Matanya mengamati tiap potret yang ia miliki seraya menggeser foto-foto itu. Namun, pikirannya tidak fokus di sana. Ia teringat dengan perkataan Woojin siang tadi. Apa menghilangnya Hana membuatku begitu berubah? Rasanya tidak separah itu.
Jihoon bergeleng dan tidak mau mengambil pusing akan hal itu. Lagi pula Woojin sudah lama mengenalnya. Hal sepele seperti itu tidak mungkin membuatnya cepat marah pada Jihoon.
Ponselnya berdering. Jihoon melirik ke layar untuk mengetahui siapa yang menghubunginya malam-malam. Panjang umur. Nama Park Woojin, lengkap beserta fotonya, muncul di layar ponsel. Jihoon mengangkat panggilan itu setelah menyambungkan headset bluetooth ke ponselnya.
"Yeoboseyo?" ujar Jihoon, sementara tangannya sibuk bermain di atas laptop.
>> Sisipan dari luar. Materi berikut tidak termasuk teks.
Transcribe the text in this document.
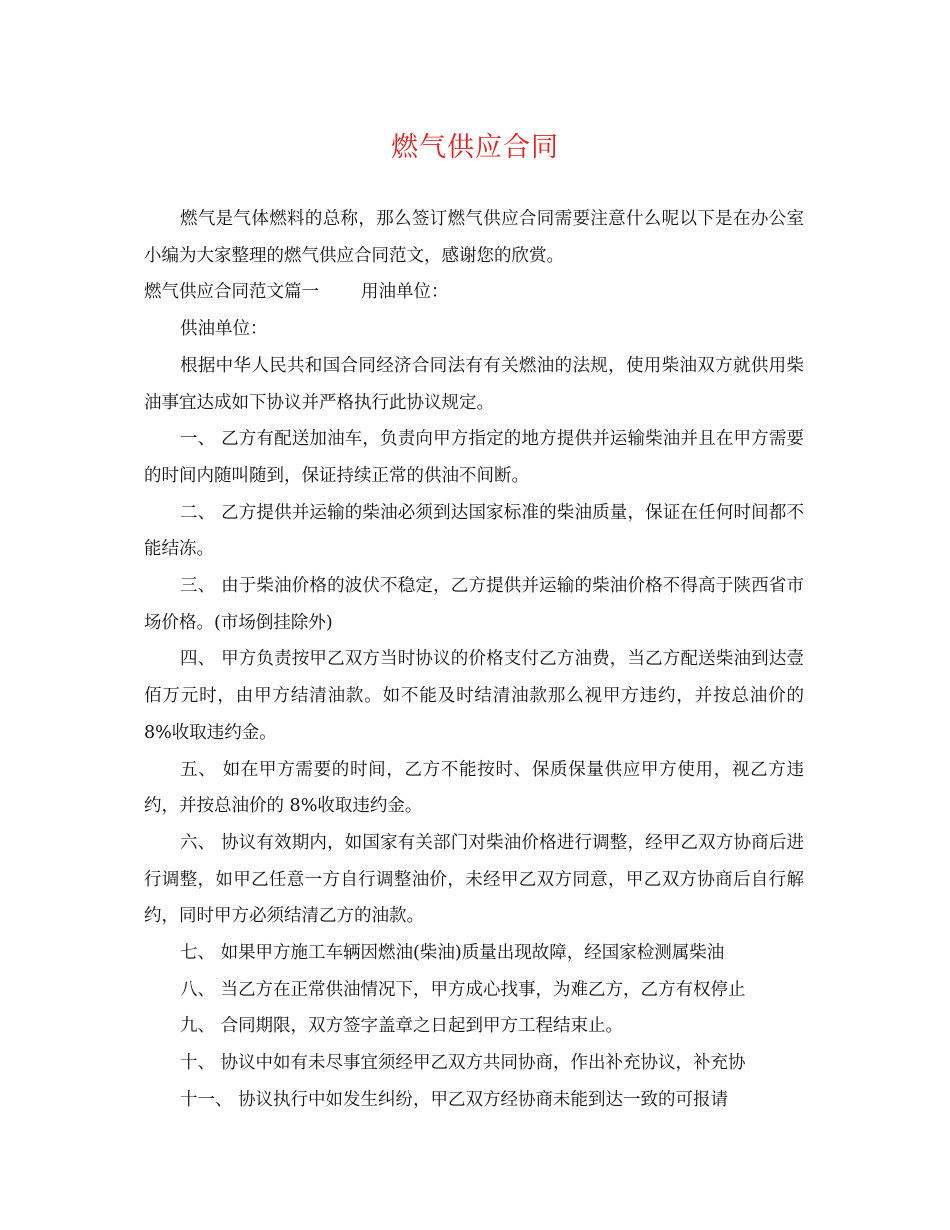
燃气供应合同

燃气是气体燃料的总称，那么签订燃气供应合同需要注意什么呢以下是在办公室小编为大家整理的燃气供应合同范文，感谢您的欣赏。

燃气供应合同范文篇一 用油单位：

供油单位：

根据中华人民共和国合同经济合同法有有关燃油的法规，使用柴油双方就供用柴油事宜达成如下协议并严格执行此协议规定。

一、 乙方有配送加油车，负责向甲方指定的地方提供并运输柴油并且在甲方需要的时间内随叫随到，保证持续正常的供油不间断。

二、 乙方提供并运输的柴油必须到达国家标准的柴油质量，保证在任何时间都不能结冻。

三、 由于柴油价格的波伏不稳定，乙方提供并运输的柴油价格不得高于陕西省市场价格。(市场倒挂除外)

四、 甲方负责按甲乙双方当时协议的价格支付乙方油费，当乙方配送柴油到达壹佰万元时，由甲方结清油款。如不能及时结清油款那么视甲方违约，并按总油价的 8%收取违约金。

五、 如在甲方需要的时间，乙方不能按时、保质保量供应甲方使用，视乙方违约，并按总油价的 8%收取违约金。

六、 协议有效期内，如国家有关部门对柴油价格进行调整，经甲乙双方协商后进行调整，如甲乙任意一方自行调整油价，未经甲乙双方同意，甲乙双方协商后自行解约，同时甲方必须结清乙方的油款。

七、 如果甲方施工车辆因燃油(柴油)质量出现故障，经国家检测属柴油

八、 当乙方在正常供油情况下，甲方成心找事，为难乙方，乙方有权停止

九、 合同期限，双方签字盖章之日起到甲方工程结束止。

十、 协议中如有未尽事宜须经甲乙双方共同协商，作出补充协议，补充协

十一、 协议执行中如发生纠纷，甲乙双方经协商未能到达一致的可报请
"Hoon, izinkan aku bermalam di tempatmu," pinta Woojin.
"Memang kenapa dengan rumahmu? Kau diusir lagi karena pulang larut malam? Sudah kubilang, ingat waktu kalau bermain di PC Bang."
"Ish! Bukan itu. Orang tuaku sedang pergi ke Busan dan aku tidak mau tinggal di rumah seorang diri."
"Kau takut? Dasar, anak kecil."
"Apa kau tidak bisa langsung menjawab pertanyaanku saja? Lima belas menit lagi aku akan berangkat."
"Ya ... baiklah, tapi ada syaratnya." Jihoon sengaja menghentikan ucapannya sebentar dan berpikir. "Bawakan aku satu keranjang ayam goreng."
"Kau gila? Aku bahkan belum mendapat uang gaji," protes Woojin. Meskipun tidak melihatnya, Jihoon yakin kalau lelaki itu sedang mengecek dompetnya dengan wajah kesal. Ia pun tertawa kecil.
"Oke, selamat tidur sendiri di rumah, Jin."
Kekehan Jihoon membuat Woojin kesal dan terpaksa menuruti permintaan sahabatnya. "Bukakan aku pintu lima belas menit lagi."
"Oke. Satu lagi, kau boleh menginap asalkan tidak mengganggu pekerjaanku."
Jihoon menutup sambungan teleponnya. "Ada untungnya punya sahabat seperti Woojin. Datang di saat aku kelaparan." Lelaki itu terkekeh kemudian beranjak dari tempatnya.
Ia berjalan menuju meja dan mengambil beberapa foto di sana. Hasil potretnya kemarin-kemarin. Memandangi tiap ekspresi dan gayanya. Yang dilakukan Jihoon tiap malam selalu sama. Tiada hari libur bagi pekerjaannya. Memilah gambar yang bagus untuk diserahkan kepada atasannya.
"Yoorin...," ucapnya, "padahal sudah kubilang kalau gadis ini belum mempunyai modal yang baik sebagai seorang model, tapi masih saja dipertahankan."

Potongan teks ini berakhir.